4 Steps to Overcoming the Effects of a House Fire


A house fire can be a devastating experience for your whole family and can have an impact on you and other family members that is both physical and emotional. It is likely that after a fire, you are left feeling shaken and in shock. This often means that you are not able to think clearly. As a result, it can be difficult to put your thoughts in order and work out what your next best step should be. This guide is here to help you by outlining the steps you should take after a house fire, so that you can focus on recovering, safe in the knowledge that you have done all you can to begin the process of getting your home back.

  1. Contact Your Insurance Company

As soon as you possibly can, contact your insurance company. You should not try to clean anything up or move anything from the site until an insurance rep has been and evaluated the situation. Nobody should set foot on the site until a firefighter has cleared your house and marked it as safe. Make sure you take pictures of the damage and tread lightly around the house, doing as much as you can to prevent more damage (e.g. covering a hole in the wall or roof with tarpaulin). Your insurance company will reimburse you for the damages caused by a fire. If you have any deductibles, this will be taken off the settlement – for more information about how home insurance deductibles work, see KBD Insurance.

  1. Find Somewhere Safe to Stay

You now need to find a safe place to stay.
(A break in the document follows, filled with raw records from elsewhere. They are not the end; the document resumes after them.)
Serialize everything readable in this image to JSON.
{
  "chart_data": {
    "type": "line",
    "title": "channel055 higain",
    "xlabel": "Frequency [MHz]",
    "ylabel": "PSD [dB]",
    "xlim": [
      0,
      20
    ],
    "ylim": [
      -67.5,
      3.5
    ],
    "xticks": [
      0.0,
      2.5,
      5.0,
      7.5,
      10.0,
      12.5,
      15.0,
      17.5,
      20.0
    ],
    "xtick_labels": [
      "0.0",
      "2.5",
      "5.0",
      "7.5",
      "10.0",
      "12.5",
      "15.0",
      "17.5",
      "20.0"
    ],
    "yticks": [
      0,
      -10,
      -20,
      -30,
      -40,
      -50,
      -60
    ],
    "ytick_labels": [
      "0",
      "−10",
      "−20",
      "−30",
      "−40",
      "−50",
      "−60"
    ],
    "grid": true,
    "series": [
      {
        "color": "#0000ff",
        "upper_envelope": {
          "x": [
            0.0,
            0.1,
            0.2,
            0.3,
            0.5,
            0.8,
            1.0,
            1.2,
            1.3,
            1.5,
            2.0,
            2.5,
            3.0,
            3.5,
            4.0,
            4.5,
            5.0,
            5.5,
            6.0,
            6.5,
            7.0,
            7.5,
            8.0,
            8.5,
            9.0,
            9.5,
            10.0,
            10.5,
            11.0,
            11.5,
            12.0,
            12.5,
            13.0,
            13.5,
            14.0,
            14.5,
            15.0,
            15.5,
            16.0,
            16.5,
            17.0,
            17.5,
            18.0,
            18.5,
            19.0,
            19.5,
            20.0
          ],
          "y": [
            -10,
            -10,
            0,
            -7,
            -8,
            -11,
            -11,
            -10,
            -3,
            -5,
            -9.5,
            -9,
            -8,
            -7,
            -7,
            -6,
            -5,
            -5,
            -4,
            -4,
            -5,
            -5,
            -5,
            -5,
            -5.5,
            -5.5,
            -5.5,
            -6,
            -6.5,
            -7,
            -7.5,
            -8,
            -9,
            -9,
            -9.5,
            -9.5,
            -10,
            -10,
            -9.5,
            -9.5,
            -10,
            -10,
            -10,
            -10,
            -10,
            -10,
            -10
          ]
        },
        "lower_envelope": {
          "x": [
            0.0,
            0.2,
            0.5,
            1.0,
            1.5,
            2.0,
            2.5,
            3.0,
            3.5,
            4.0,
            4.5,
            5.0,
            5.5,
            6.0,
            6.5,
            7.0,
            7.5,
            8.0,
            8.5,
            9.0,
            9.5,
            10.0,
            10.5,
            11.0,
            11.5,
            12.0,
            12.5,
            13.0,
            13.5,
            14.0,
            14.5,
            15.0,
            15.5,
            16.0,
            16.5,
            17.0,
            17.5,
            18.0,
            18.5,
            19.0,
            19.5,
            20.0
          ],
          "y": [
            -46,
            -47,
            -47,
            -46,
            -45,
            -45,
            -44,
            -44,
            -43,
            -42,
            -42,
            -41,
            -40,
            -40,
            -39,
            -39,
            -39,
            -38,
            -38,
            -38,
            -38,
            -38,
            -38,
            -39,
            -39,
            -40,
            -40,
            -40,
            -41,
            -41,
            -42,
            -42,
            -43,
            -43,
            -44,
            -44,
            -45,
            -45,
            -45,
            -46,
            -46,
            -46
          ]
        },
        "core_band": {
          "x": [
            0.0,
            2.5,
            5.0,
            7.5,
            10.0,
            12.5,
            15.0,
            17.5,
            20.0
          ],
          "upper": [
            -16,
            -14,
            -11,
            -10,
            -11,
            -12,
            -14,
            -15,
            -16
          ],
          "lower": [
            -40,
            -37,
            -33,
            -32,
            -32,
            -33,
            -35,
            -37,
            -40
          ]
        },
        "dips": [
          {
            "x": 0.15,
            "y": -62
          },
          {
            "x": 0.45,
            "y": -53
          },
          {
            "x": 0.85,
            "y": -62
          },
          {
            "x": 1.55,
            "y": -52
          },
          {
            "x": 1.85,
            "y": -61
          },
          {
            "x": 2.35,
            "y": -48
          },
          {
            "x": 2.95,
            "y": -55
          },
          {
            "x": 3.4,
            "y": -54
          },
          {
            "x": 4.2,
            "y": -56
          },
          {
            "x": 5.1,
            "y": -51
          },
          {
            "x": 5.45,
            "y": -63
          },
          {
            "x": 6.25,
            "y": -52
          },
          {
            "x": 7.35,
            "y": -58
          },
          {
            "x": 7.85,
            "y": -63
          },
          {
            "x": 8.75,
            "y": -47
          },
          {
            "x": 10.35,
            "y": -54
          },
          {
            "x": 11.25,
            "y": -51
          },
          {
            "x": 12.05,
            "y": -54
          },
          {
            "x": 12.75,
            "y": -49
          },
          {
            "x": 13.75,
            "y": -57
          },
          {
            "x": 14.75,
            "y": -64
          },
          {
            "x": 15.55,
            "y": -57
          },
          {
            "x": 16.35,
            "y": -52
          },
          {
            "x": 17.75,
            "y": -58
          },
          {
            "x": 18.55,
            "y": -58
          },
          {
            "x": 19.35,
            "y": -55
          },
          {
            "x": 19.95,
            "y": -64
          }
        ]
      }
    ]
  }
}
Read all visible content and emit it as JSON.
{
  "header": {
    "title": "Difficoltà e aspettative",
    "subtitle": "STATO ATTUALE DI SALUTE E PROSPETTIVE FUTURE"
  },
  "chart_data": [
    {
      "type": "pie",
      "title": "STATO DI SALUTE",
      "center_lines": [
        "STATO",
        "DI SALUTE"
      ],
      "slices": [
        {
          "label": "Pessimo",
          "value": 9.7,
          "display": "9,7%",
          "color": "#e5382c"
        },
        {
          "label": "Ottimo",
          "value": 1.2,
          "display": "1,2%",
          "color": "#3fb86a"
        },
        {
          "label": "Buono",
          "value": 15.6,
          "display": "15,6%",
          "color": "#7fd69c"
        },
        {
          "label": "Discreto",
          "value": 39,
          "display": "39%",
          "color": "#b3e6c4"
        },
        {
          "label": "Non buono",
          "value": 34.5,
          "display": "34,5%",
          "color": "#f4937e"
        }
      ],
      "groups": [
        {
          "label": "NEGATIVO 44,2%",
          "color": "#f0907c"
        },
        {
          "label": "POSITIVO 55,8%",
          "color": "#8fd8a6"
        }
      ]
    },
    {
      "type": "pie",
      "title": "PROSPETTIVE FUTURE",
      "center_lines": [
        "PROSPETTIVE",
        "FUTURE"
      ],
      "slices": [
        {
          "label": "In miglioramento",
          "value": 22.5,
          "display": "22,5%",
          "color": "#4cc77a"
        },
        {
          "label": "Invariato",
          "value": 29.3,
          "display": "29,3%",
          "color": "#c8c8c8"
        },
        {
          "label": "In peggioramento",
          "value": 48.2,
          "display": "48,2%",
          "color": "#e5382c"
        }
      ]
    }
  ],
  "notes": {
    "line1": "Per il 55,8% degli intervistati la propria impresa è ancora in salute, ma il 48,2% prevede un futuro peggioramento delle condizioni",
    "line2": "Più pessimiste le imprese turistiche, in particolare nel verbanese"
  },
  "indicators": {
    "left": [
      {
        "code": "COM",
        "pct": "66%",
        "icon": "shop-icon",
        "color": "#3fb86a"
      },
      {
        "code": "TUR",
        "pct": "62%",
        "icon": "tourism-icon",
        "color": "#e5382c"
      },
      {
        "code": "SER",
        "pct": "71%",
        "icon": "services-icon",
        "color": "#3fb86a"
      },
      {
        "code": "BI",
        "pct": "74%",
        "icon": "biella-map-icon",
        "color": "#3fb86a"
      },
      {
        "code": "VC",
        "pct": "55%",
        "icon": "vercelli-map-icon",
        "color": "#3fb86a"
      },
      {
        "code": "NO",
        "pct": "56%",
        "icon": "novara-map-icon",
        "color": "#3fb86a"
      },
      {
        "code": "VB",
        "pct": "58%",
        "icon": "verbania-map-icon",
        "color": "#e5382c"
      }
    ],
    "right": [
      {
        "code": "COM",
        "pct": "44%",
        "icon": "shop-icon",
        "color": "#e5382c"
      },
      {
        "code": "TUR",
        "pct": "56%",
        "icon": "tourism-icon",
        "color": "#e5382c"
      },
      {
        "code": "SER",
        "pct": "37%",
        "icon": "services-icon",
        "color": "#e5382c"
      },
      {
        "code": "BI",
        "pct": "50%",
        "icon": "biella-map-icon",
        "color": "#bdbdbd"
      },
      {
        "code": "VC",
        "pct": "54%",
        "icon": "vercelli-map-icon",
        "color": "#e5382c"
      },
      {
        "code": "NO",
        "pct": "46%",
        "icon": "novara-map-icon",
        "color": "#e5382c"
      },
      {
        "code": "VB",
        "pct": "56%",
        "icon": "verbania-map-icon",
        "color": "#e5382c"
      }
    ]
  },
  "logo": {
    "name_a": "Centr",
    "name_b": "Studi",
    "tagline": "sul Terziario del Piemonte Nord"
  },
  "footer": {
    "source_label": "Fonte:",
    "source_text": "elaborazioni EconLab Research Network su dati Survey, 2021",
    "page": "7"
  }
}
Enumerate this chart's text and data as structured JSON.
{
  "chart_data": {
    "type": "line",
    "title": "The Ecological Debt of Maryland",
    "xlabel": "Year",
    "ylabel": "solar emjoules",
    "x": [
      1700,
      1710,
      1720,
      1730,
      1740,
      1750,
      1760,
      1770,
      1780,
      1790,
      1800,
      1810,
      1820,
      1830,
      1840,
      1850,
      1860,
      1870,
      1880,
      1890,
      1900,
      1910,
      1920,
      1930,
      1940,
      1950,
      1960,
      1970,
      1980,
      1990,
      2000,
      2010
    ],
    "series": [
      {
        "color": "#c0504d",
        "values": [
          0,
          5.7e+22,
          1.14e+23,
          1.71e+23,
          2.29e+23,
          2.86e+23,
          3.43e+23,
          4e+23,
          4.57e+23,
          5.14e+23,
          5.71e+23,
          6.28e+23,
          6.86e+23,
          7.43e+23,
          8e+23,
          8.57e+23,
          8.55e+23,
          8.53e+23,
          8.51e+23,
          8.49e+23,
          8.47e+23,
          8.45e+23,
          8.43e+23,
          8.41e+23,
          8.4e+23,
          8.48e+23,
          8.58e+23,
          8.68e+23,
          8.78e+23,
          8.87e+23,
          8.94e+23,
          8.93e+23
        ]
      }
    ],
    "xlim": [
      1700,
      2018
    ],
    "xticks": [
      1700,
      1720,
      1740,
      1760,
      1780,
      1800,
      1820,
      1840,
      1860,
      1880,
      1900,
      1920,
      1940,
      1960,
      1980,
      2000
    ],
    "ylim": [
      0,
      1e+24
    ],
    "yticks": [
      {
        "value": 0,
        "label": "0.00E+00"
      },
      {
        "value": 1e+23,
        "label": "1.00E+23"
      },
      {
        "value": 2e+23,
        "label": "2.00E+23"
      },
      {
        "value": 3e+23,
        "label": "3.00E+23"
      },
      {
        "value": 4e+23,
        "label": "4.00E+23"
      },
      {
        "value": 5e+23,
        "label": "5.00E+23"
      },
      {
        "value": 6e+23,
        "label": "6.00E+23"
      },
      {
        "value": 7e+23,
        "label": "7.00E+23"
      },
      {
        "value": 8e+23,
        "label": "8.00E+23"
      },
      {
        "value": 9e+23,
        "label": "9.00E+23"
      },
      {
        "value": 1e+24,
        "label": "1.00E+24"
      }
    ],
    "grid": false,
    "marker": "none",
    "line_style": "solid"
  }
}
Have a conversation with your insurance company and you will find out if they will cover you to stay at a hotel. If that isn’t possible, often people move in to live with relatives while the home repairs are taking place.

If you have kids in school you should contact the school and explain the situation. They will be able to give you guidance on what happens in terms of your kids continuing their classes if you have to move out of the district temporarily – most districts are fine with kids doing this for acts of god like a fire.

Make sure you track all your costs with receipts, as your insurance company might allow you to claim some of your expenses back.

  1. Allow Time for Emotional Recovery

A home fire can be highly traumatic, so you need to allow yourself some time to heal, and if necessary you should seek counseling if you are finding it particularly troubling. Signs that you need that extra care are if you have some trouble sleeping, concentrating or relating to others after the fire. Try to get your family back to their normal routines as much as possible, and make sure you talk with children about how they are feeling; they will need a bit of guidance to help them process what has happened.

  1. Check the Damages

Your insurance company will want you to make an inventory of everything that you have lost in the fire. If the only way you can do this is by reconstructing a list just through your memory, you might find it helpful to scour through any photos and videos you have, as well as bank records to help you work out how much things cost.

There you are, some top tips to help you through this testing time.